I’d like to see a greater awareness amongst our various leaders and not just people in health care about the relationship between health and their decisions. So when we talk about crime, we talk not just about how many police we can get on the street. We talk about community interventions in health. We talk about the impact greater education and preschool has on health. When we talk about health-care access, we also talk about how do you create programs that will change people’s norms about health? You can give people coverage but if they don’t know how to use it …

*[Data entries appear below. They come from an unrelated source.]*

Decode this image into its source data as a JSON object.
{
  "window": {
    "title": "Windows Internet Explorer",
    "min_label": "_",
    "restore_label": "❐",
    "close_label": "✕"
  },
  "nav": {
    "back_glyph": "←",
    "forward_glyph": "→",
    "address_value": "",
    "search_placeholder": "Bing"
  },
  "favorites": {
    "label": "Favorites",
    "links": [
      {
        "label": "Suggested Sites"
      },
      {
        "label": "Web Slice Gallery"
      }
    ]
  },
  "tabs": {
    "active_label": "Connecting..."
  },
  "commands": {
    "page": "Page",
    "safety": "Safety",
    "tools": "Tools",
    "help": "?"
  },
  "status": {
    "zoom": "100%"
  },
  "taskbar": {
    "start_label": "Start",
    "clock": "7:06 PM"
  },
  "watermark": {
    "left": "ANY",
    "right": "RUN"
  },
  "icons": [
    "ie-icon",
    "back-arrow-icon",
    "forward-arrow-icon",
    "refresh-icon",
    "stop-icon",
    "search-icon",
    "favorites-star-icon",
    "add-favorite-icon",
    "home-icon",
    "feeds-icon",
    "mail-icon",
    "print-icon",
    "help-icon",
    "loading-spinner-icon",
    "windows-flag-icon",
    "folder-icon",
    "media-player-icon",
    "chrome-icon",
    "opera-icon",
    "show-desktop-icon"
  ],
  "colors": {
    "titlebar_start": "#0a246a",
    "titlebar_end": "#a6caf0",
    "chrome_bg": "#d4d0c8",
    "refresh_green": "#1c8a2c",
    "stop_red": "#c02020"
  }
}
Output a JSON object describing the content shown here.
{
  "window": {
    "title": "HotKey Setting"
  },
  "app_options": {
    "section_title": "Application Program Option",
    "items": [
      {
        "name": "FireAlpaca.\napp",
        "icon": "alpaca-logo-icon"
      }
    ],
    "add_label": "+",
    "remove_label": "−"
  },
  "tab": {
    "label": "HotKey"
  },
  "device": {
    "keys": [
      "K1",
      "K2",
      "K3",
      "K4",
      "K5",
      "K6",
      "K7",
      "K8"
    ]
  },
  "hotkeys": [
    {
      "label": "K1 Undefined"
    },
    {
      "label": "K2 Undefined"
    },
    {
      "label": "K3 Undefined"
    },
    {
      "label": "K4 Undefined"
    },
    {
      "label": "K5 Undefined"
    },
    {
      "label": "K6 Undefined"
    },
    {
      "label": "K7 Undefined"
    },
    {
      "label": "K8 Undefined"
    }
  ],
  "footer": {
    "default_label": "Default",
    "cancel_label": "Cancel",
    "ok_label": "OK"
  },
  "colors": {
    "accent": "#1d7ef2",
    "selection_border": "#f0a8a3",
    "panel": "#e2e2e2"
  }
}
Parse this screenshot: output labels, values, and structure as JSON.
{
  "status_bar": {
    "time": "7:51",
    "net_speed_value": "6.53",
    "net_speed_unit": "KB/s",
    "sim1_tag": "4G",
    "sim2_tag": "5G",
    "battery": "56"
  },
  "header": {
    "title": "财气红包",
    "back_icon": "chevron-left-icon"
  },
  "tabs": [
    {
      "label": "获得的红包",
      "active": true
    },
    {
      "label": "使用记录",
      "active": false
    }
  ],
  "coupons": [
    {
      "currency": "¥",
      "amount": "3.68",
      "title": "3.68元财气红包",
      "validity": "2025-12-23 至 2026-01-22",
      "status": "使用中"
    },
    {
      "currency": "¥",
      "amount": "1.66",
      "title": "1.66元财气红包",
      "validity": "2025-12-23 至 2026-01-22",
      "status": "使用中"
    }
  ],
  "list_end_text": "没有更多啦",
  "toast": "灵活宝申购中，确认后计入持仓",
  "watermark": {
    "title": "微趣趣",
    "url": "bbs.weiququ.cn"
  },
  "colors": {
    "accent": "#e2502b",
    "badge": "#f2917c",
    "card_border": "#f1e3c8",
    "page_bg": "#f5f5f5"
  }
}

We talk about development and transportation and look at the overall health impact. Another level is actually to look at developing, pushing toward trying to build the public-health infrastructure to measure this. We need to develop a better data infrastructure to be able to measure impact, so we can demonstrate it to the public. And we also need to look at trying to incorporate health assessment to impact decision making, particularly around some of the issues like parks and economic development, transportation, education. Those types of things. Perhaps the business community needs to be more engaged, as well as the labor community, in terms of looking at health impacts of economics. People are often looking at health care as a cost. Let’s take a look at the larger picture. What does it mean when an employer underinsures their employees? When someone makes a decision to allow a development that will foster increased disease or promote better health? What kind of environment do we want to have in the workplace that will be health-promoting, that will then have impacts on employers’ health-care costs since they’re providing coverage?
Are you optimistic this’ll start happening?
I have some guarded optimism. We do have a crisis in our health care. On the other hand, many people actually are satisfied with their health care. That’s part of the reason it’s been difficult to engage in health-care reform. But there’s a growing consensus we can’t keep affording the way our health-care system is going, and that eventually efforts will be made to create increased efficiencies to reduce the rising costs. But ultimately people are going to recognize that really the choice is between making our society more healthy vs. saying we’re going to let people die in the streets, we’re going to absolve ourselves of any responsibility over the health of our members. I can’t see the second happening, because that’s the optimist in me. We have too much compassion as a society to let that happen.